Stoddard and his team first captured the 3-D structure, atom by atom, of the yeast enzyme then re-engineered it to be more stable and to keep its shape at human body temperature.
The pro-drug strategy is coupled with what is known as a “suicide gene,” a form of gene therapy that delivers DNA bearing instructions coding for the enzyme selectively to cancer cells. The brain cancer-targeting drug built by Tocagen researchers, known as Toca 511, uses a special kind of virus to ferry the engineered enzyme gene to tumor cells. The virus only infects actively dividing cells — of which there are very few in the brain, other than cancerous cells. It’s also normally cleared by an active immune system, but tumors often suppress surrounding immune cells to evade detection — meaning the virus can remain in the brain in the area near the tumor.
The virus bearing a gene coding for the engineered yeast enzyme is injected into the tumor area of the brain during a patient’s surgery to remove the tumor — brain tumors, especially glioblastoma, are notoriously difficult to remove completely by surgery. The virus should, in theory, spread only to replicating tumor cells, bringing the enzyme gene along with it. Patients then take a harmless tablet of 5-FC, which the body will convert to the 5-FU chemo drug in cells bearing the engineered enzyme — i.e., the tumor cells.
The trial
The study, which was a Phase 1 clinical trial designed primarily to test the treatment’s safety, looked at Toca 511 in 43 patients with recurrent glioblastoma (or another aggressive brain cancer known as astrocytoma) from seven different sites around the U.S. Typically, patients with these cancers whose tumors have come back after treatment survive an average of just eight months, said Dr. Asha Das, a neuro-oncologist who heads clinical development at Tocagen and was one of the study authors. By comparison, the 43 patients in their study survived an average of nearly 14 months, she said.
It may not seem like a huge change, but for a disease with few alternatives when the standard treatments (surgery, radiation and chemotherapy) fail to work, it’s a step in the right direction. And there’s a hint that the therapies might work even better for a subset of the brain cancer patients, Das said. About 40 percent of the patients in the small trial were still alive two years past the start of the trial — compared to less than 10 percent for patients who received the standard treatment. (As all the patients in the Toca 511 trial received the drug, the researchers compared them to a control group of patients from a previous, larger clinical trial.)
Although the primary goal was to ensure the drug’s safety, “we were enormously excited to see this type of change,” said Das, who used to head the neuro-oncology program at Cedars-Sinai Medical Center in Los Angeles. “These patients have very few treatment options.”
The study looks like an interesting approach, said Fred Hutch neurobiologist Dr. Eric Holland, who specializes in glioblastoma. But it’s important to remember that Phase 1 studies are only designed to test the approach’s safety, Holland said, and larger studies are needed before a drug’s efficacy can be truly proven.
“The output of a Phase 1 trial, the metric of passing that trial, is safety,” Holland said. “You really don’t know about efficacy until you get to the Phase 2, where you’re powered to really know.”
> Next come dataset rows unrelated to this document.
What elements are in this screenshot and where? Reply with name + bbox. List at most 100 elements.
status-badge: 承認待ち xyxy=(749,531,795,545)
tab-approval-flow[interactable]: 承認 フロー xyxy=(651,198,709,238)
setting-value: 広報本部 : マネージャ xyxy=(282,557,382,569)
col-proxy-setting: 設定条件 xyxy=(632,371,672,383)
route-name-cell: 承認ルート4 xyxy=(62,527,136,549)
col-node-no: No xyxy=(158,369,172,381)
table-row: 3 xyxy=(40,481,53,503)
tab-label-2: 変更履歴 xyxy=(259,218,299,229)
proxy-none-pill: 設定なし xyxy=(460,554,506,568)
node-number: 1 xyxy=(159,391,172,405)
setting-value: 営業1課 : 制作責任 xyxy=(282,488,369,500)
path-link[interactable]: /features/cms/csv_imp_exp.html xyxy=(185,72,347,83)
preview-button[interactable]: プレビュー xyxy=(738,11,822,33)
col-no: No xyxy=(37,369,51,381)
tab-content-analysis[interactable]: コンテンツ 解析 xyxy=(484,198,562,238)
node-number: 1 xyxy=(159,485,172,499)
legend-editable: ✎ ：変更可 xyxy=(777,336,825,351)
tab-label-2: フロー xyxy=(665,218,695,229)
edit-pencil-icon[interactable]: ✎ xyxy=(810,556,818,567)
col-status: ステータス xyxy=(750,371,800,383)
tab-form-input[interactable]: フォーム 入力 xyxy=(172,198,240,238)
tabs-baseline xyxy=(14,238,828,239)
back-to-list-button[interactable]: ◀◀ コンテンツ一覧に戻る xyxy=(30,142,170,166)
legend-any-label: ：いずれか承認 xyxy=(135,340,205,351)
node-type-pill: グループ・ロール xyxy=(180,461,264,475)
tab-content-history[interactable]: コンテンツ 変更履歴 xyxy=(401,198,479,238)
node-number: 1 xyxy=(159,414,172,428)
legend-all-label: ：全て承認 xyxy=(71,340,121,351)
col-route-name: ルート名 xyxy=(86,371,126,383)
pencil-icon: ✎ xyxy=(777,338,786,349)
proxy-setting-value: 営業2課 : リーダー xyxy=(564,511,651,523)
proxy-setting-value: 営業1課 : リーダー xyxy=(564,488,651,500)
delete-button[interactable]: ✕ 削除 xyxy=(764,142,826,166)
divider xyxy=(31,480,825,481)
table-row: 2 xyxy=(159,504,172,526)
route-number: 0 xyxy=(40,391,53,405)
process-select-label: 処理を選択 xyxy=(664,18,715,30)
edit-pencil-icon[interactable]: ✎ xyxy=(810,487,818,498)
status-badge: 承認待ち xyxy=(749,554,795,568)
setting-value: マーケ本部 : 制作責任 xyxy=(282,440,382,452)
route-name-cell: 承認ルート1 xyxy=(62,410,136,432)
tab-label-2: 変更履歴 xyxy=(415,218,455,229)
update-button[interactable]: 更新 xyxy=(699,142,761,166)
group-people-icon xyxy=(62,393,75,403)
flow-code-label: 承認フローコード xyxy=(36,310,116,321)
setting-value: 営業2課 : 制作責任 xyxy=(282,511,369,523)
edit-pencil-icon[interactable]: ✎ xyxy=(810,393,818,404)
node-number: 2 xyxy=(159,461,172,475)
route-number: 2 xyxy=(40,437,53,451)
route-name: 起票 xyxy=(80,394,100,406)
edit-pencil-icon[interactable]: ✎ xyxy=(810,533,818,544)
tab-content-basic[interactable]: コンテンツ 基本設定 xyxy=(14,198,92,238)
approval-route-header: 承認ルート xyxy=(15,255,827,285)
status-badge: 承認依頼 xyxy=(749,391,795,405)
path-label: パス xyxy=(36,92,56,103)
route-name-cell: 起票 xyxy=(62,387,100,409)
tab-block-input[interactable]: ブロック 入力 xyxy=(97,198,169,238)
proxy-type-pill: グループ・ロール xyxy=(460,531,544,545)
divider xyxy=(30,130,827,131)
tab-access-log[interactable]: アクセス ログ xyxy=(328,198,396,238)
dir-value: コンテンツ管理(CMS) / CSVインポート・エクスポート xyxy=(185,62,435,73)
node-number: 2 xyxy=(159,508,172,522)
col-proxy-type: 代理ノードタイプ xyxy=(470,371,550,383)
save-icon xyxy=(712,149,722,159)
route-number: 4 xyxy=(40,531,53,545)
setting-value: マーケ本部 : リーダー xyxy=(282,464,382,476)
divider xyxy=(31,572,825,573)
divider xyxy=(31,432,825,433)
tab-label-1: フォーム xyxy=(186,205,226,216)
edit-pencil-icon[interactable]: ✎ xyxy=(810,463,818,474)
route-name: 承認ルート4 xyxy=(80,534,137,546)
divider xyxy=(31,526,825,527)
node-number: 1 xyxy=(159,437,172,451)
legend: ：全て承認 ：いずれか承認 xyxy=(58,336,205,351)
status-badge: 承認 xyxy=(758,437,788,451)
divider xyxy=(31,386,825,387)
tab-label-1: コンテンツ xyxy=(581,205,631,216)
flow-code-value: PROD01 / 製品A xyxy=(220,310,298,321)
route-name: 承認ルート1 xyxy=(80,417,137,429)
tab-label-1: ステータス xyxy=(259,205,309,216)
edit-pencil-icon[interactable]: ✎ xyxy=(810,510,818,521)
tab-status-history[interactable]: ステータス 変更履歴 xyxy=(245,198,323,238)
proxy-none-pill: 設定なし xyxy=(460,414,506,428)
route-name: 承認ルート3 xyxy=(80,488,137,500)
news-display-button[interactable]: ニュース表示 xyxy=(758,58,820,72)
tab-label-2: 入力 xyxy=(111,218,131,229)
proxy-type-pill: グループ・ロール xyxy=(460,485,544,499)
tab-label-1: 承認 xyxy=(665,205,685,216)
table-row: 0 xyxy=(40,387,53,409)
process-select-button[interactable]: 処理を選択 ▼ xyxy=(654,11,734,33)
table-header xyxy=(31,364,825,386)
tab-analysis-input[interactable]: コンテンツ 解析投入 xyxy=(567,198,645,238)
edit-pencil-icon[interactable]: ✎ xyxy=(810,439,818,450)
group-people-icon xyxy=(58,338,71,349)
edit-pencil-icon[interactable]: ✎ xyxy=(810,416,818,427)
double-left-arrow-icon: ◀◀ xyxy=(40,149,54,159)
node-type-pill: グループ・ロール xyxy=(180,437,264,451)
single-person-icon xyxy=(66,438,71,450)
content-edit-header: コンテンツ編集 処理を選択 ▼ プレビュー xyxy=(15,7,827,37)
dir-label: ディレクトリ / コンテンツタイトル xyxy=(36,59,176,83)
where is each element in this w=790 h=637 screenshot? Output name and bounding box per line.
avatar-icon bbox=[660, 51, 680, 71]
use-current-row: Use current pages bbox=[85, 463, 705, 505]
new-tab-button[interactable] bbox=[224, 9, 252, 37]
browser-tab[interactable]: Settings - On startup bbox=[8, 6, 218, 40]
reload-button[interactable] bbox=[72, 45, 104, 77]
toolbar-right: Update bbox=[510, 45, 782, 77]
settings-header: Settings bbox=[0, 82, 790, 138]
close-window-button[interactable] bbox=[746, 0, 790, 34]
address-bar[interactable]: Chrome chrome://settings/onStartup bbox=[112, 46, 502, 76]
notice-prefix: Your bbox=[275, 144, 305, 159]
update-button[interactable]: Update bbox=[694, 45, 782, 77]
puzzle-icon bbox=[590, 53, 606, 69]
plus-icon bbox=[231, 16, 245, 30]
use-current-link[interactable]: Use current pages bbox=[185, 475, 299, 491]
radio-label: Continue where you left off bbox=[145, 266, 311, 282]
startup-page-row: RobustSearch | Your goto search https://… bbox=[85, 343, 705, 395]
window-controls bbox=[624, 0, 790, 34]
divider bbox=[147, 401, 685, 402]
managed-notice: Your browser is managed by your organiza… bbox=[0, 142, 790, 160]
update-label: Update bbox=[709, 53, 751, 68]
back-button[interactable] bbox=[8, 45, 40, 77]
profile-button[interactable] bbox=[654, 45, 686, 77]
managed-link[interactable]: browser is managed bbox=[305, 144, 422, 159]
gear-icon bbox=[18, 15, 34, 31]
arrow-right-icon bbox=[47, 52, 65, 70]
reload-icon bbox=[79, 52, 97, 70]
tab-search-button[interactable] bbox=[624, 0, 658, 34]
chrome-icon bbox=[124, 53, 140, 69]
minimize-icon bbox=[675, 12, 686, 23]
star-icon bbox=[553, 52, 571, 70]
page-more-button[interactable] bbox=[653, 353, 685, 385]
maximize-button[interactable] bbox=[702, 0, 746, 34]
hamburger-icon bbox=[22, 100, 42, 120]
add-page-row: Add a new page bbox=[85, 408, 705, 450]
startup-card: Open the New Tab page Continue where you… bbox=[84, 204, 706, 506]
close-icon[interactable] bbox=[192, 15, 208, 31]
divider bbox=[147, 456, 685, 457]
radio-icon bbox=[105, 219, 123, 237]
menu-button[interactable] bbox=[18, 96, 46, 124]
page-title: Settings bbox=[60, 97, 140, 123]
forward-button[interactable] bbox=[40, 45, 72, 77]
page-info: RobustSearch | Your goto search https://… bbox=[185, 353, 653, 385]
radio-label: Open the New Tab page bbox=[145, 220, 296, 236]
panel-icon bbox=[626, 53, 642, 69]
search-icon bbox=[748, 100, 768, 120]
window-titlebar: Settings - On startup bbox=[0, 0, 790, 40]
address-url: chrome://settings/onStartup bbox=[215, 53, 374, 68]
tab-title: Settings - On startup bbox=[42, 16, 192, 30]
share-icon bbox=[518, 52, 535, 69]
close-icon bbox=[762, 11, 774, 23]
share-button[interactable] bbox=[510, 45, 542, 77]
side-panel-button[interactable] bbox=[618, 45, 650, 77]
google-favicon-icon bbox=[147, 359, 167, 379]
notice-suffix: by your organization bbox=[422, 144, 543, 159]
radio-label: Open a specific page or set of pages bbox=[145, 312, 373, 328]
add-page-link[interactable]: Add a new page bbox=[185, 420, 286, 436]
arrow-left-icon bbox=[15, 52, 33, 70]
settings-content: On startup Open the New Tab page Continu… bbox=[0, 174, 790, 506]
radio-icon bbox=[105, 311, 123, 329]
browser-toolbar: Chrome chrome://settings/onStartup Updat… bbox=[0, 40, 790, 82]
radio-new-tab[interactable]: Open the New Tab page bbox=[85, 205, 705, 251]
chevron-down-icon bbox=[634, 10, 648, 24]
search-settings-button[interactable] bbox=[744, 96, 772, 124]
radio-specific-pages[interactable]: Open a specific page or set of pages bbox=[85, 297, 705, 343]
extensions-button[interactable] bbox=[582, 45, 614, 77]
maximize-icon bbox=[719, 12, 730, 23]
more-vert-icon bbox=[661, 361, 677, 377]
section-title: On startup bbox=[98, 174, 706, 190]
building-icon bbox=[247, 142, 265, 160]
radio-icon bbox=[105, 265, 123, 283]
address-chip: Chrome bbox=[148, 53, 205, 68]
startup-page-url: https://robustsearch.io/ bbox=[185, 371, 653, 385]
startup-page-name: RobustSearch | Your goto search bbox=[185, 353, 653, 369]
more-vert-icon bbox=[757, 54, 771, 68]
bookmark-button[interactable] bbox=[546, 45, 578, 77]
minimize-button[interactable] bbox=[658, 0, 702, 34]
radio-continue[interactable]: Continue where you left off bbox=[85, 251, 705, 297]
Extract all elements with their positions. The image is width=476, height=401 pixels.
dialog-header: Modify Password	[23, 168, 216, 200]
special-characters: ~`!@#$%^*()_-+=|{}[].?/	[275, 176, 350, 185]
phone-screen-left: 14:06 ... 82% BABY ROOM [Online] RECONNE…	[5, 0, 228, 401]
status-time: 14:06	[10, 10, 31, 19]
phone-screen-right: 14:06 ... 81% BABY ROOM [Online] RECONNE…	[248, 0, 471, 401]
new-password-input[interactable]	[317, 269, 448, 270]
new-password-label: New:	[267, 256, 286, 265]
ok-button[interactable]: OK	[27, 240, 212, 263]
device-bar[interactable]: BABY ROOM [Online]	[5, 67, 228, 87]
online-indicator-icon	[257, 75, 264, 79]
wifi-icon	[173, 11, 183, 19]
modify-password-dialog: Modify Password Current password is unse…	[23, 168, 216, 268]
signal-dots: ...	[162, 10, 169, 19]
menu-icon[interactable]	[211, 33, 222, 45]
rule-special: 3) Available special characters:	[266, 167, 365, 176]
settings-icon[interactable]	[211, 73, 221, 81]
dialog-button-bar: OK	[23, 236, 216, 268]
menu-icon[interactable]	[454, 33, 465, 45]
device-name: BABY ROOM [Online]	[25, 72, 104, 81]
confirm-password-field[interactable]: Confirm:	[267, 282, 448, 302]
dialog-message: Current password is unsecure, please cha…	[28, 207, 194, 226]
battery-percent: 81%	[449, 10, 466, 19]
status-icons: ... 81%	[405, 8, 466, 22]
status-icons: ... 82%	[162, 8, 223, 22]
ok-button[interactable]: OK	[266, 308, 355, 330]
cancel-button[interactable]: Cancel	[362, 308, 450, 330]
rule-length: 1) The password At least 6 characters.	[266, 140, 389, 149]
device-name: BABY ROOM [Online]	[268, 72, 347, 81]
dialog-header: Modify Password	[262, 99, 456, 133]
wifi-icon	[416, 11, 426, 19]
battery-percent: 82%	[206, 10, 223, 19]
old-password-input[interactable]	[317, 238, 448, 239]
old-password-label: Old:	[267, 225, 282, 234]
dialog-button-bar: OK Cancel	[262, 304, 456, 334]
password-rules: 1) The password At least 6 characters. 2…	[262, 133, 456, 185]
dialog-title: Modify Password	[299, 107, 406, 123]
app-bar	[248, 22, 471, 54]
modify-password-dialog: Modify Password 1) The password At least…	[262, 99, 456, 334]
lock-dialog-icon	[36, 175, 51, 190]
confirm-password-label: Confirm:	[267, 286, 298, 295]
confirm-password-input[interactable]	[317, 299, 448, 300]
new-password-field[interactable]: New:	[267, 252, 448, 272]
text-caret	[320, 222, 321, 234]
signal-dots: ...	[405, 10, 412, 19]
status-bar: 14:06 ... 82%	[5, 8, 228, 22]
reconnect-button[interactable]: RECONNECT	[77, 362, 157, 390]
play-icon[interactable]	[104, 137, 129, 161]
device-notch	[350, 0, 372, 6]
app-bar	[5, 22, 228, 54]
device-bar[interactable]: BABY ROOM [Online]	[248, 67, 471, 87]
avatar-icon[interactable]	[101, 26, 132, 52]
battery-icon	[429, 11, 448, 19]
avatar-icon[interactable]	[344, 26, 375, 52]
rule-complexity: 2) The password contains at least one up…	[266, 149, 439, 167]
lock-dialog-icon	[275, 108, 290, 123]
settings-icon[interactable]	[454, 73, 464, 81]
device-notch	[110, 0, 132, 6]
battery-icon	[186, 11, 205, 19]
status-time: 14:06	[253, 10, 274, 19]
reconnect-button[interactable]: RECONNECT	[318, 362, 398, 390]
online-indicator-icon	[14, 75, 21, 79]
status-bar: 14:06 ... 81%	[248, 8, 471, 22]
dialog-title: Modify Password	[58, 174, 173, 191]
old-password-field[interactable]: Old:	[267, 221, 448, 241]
Holland also pointed out that other research groups are also pursuing virus-based therapies for glioblastoma and, so far, they are all still in similarly early phases or have failed to pan out in larger studies. Tocagen is currently enrolling patients for a larger, Phase 2/3 study, Das said, that will compare the experimental drug to the standard of care in a total of 170 patients.
For now, Stoddard is thrilled by the path his engineered enzyme is on. His work — like that of many basic scientists — is fostered both by a sense of curiosity and an eye toward future applications of the research.
“Basic scientists can have a real role in fostering translation,” he said. “Sometimes, the most important types of tools for eventual clinical treatment come out of the most unexpected places.”